Philip Morris International: Brexit Highlights Short-Term Risks

| About: Philip Morris (PM)


Analyzing the company's exposure to Brexit and the EU.

Discussing future growth opportunities and risks in Asia.

Projecting dividend growth over the next few years.

Finding stable sources of income is hard. The major indexes have largely been flat over the last six months, interest rates remain low, and most leading dividend stocks now trade at a significant premium.

One of the most popular dividend and income stocks in the market is Philip Morris International (NYSE:PM). Philip Morris International has risen significantly over the last several months, but the stock has still performed poorly over the last several years.


Philip Morris International faces three main challenges. First, the company continues to struggle with a strong dollar. Second, the company is facing a margin squeeze due primarily to excise taxes and falling international smoking rates. Third, the company does not have enough exposure to the fastest growing markets in Asia that could enable management to offset weakness in the European Union.

Philip Morris International gets nearly 40% of its revenue from Europe, with 30% of the company's revenues coming from the EU. The company gets only about .4% of its earnings from England, and the company's earnings should not be directly impacted by Brexit in the short-term. The long-term consequence of England and perhaps other countries leaving the EU on currency markets could impact the company's earnings significantly though.

The dollar has fallen significantly over the last several months after the Fed decided to delay a summer interest rate raise, but the dollar rally is likely over. Concerns over European banks capital levels have not gone away, and fears additional countries may seek to leave the EU remain. The U.S. economy also remain relatively strong the U.S. financial system is well capitalized. If the dollar continues to rise against the Euro, Philip Morris will likely struggle to maintain even modest growth rates. Management recently guided to a 3-5% impact on earnings from currency moves, and the company has struggled to grow at more than a high single digit rate over the last several years.

The company's exposure to Yen, Australian dollar, and Canadian currency, should also create risks. The Aussie and Canadian dollar remain weak primarily because of low commodity prices, and the Japanese government has shown a willingness to intervene to lower the Yen to help exporters. Philip Morris International also faces a margin squeeze. Marlboro remains a strong global brand, but the company can only raise prices so much in countries where incomes are modest and cheaper alternatives exist.
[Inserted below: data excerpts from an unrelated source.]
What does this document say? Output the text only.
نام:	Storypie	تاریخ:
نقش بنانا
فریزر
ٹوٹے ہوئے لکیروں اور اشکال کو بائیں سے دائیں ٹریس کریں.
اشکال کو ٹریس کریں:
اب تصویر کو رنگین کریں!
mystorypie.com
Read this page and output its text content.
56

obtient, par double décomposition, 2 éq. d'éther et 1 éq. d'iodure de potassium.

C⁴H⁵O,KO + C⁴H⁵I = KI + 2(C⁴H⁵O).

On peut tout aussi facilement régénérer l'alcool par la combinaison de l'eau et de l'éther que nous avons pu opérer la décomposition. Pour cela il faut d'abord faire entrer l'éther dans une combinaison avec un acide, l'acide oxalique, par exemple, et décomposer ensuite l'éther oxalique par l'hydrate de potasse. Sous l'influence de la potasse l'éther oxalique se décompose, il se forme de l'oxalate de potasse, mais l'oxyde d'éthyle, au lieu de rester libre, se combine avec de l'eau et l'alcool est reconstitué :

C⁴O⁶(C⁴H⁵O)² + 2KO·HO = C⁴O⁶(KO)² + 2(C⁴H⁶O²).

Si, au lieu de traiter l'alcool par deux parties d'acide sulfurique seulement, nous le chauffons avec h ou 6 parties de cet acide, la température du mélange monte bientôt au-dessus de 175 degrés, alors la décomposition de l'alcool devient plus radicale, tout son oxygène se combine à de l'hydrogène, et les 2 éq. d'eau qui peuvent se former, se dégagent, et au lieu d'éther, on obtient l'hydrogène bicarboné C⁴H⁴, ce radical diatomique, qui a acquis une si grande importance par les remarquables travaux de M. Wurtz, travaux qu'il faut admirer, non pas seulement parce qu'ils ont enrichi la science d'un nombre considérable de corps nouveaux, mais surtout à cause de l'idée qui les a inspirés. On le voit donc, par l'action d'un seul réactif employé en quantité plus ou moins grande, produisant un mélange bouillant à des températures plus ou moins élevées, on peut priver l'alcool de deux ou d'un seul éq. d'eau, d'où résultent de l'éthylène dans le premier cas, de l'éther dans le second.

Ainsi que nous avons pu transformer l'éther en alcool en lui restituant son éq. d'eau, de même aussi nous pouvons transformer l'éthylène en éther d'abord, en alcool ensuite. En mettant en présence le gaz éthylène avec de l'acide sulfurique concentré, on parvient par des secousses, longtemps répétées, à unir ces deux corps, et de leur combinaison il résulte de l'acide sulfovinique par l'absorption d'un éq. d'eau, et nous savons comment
Excise taxes in countries such as Indonesia and Japan are also hurting earnings, and slow growth rates in the emerging markets will only cause these governments to seek new and higher taxes on tobacco companies in the near-term.

Philip Morris International's struggles outside of the EU continue to mount. Besides new taxes being imposed on the company's products in Indonesia and Japan, Philip Morris International has virtually no exposure in China. The Chinese government controls nearly all of the world's largest tobacco market, and allows no direct foreign competition. Foreign companies are forced to invest in Chinese tobacco brands, and those investments remain minimal. Philip Morris International's biggest Asian market is Indonesia, where the company shipped nearly 100 billion cigarettes, as compared to around 45 billion to Japan. Still, growth rates in Japan continue to fall, and the Indonesian government continues to pursue taxation of foreign companies with falling commodity prices putting pressure on the country's economy.

Philip Morris International was originally marketed as a growth story that would not face the same regulatory and litigation risks that the company's domestic counterpart, Altria (NYSE:MO). Instead, Philip Morris International has proven to be the higher risk stock. The company continues to struggle with slowing growth in the EU and Japan, excise taxes in emerging markets, and currency issues primarily stemming from the falling Euro. The company also paid out nearly 95% of earnings in dividends this past year, with management increasingly rely on debt to raise the dividend. Philip Morris International is not a reliable income stock and the recent uncertainty stemming from Brexit is another reason to sell.

Disclosure: I/we have no positions in any stocks mentioned, and no plans to initiate any positions within the next 72 hours.

I wrote this article myself, and it expresses my own opinions. I am not receiving compensation for it (other than from Seeking Alpha). I have no business relationship with any company whose stock is mentioned in this article.